Miguel no sólo salió de ese mundo, también decidió ayudar a los jóvenes de su barrio aprovechando la fama que ganó en los años de su juventud:

“Yo les platico lo que viví, trato de hacerles ver que la droga y la violencia a nada nos va a llevar, a algunos les enseño la herrería, que es de lo que yo vivo, así trato de que encuentren otra manera de vivir, algunos aceptan otros no”.

Existen partidos políticos, cuyos nombres no quiso mencionar, que se aprovechan de estos jóvenes. Algunos, dijo, les proporcionan la droga en tiempos electorales como pago para que roben urnas, de lo cual, mencionó molesto, parecen no acordarse cuando ganan y entonces dicen “vamos a terminar con la delincuencia y el vandalismo”. 

Tratar de sacar a los jóvenes del vandalismo no es tarea sencilla, afirma Miguel Díaz, pues son escasas las ofertas de trabajo y las posibilidades económicas para estudiar, el promedio de escolaridad es secundaría. Es por esta razón que, junto con otros habitantes del barrio tratan de enseñarles oficios para que puedan valerse por sí solos en el futuro.

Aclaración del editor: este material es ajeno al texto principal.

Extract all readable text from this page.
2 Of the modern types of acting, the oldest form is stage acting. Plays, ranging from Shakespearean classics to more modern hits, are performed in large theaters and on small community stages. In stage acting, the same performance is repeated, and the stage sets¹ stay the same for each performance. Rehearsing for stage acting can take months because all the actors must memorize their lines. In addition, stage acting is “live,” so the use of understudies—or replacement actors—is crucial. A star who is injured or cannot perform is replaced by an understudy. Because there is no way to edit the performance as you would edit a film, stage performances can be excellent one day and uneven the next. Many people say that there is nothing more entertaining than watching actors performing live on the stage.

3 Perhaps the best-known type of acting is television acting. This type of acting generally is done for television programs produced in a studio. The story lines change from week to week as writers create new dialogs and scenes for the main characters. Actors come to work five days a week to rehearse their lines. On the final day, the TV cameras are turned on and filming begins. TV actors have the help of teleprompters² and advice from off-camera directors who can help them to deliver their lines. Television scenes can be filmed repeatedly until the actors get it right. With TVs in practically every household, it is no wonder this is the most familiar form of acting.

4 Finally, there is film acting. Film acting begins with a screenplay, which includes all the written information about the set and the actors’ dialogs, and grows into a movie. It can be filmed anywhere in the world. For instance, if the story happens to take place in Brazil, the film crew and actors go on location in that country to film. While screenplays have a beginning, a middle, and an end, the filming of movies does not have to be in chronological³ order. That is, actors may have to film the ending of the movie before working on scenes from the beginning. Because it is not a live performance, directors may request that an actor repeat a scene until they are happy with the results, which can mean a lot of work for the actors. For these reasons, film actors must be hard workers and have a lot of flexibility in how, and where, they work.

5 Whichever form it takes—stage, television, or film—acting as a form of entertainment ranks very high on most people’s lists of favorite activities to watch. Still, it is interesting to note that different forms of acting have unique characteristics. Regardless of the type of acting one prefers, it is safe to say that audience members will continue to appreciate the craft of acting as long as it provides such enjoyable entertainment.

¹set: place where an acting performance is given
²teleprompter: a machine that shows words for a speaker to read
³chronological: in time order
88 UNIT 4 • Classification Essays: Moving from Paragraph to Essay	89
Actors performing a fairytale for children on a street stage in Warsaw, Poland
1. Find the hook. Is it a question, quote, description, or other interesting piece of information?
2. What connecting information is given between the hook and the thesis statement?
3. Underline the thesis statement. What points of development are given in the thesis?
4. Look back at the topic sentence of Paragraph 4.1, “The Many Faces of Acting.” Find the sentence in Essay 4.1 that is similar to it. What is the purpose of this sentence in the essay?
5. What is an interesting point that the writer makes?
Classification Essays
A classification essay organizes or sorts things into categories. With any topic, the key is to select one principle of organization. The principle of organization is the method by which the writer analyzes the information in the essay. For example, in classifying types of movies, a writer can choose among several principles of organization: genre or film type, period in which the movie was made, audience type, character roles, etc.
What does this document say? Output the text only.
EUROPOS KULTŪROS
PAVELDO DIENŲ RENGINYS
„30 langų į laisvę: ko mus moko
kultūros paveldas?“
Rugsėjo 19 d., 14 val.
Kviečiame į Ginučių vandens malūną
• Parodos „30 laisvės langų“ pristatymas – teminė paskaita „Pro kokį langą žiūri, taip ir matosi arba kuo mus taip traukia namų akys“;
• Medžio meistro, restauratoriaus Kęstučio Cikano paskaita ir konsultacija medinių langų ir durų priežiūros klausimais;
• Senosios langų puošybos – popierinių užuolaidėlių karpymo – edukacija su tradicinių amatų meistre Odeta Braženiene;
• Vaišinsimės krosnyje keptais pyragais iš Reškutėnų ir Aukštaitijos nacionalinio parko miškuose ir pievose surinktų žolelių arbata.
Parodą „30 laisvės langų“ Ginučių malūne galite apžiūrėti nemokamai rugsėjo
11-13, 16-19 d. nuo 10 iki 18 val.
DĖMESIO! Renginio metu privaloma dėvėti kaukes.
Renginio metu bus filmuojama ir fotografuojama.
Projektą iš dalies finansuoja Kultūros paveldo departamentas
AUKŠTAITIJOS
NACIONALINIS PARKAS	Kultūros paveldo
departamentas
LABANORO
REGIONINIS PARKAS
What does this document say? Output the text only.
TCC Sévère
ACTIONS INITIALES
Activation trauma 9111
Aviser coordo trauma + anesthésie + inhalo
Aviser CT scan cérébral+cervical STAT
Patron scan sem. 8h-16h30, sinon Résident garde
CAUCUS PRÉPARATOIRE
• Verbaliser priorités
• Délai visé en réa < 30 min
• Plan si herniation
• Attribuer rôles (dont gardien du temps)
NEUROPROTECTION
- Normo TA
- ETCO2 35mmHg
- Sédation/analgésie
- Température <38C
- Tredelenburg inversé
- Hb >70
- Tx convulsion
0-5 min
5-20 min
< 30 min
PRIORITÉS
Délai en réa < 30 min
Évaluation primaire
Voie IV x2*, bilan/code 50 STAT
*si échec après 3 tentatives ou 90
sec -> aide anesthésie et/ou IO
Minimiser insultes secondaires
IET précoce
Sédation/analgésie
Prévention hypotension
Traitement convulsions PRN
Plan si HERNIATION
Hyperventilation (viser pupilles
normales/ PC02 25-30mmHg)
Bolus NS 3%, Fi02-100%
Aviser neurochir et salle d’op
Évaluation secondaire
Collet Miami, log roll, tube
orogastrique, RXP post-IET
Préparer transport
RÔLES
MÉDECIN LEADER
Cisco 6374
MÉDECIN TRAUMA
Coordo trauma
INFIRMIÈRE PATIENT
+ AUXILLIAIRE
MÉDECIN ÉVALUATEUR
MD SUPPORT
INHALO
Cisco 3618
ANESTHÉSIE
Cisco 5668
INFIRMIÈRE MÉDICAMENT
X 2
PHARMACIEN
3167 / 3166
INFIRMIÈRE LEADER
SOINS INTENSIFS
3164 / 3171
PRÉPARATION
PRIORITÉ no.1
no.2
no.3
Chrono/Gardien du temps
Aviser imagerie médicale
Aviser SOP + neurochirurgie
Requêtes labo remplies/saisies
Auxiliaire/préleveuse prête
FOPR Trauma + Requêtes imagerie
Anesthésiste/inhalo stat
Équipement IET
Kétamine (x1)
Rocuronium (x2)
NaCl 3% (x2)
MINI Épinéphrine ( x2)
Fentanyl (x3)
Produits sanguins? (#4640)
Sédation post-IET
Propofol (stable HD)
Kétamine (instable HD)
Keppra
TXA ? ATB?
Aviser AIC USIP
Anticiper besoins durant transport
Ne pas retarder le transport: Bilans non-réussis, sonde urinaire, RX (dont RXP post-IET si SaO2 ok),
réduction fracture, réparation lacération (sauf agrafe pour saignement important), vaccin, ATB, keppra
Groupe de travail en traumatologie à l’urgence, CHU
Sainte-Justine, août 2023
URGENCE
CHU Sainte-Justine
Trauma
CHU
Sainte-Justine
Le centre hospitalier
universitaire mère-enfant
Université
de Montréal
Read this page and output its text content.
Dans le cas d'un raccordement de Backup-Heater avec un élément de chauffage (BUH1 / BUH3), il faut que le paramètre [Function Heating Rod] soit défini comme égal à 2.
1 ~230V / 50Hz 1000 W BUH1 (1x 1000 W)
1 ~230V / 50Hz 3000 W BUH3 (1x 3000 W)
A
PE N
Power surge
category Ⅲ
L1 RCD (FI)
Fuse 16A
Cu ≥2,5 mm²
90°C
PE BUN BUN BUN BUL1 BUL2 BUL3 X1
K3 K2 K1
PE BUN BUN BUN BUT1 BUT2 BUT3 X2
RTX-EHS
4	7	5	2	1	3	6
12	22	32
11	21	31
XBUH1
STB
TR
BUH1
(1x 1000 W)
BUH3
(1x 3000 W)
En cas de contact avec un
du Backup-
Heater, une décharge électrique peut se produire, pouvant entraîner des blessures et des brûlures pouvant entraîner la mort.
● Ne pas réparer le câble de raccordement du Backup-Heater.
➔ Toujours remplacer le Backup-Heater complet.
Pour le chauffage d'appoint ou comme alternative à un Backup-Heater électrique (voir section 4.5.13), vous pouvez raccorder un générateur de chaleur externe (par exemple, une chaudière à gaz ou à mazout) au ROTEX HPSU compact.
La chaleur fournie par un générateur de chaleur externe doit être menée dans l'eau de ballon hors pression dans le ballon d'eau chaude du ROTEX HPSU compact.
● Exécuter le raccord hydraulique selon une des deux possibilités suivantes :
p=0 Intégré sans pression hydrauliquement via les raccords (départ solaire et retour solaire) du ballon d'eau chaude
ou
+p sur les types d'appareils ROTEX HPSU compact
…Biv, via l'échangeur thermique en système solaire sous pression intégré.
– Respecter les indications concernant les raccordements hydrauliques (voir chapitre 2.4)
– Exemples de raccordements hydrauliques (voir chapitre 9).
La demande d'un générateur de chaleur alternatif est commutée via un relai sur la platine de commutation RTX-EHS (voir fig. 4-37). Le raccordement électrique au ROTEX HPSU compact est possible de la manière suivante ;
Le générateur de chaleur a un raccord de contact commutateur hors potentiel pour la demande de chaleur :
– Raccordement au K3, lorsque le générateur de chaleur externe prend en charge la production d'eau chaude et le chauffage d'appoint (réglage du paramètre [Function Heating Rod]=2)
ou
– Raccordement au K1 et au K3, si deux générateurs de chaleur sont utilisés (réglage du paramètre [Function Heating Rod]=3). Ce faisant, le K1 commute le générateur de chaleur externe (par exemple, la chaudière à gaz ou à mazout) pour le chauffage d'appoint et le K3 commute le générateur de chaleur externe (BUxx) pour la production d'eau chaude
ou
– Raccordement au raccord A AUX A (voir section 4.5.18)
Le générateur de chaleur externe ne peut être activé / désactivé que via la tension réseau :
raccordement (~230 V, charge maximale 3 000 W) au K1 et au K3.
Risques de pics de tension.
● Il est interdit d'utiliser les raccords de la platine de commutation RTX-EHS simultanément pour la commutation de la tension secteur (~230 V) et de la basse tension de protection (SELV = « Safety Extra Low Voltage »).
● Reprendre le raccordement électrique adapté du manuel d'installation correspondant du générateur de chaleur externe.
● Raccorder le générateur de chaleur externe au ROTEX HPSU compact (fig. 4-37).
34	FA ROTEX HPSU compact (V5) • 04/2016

La vida en los barrios no es fácil. La pobreza y la desigualdad social provocan un ambiente de inseguridad, ante el cual los habitantes tratan de organizarse y cambiar la situación, aunque no siempre se logra. Otros más terminan por acostumbrarse y procuran permanecer en sus casas al anochecer y evitan convivir con quienes puedan ser “mala influencia” para su familia.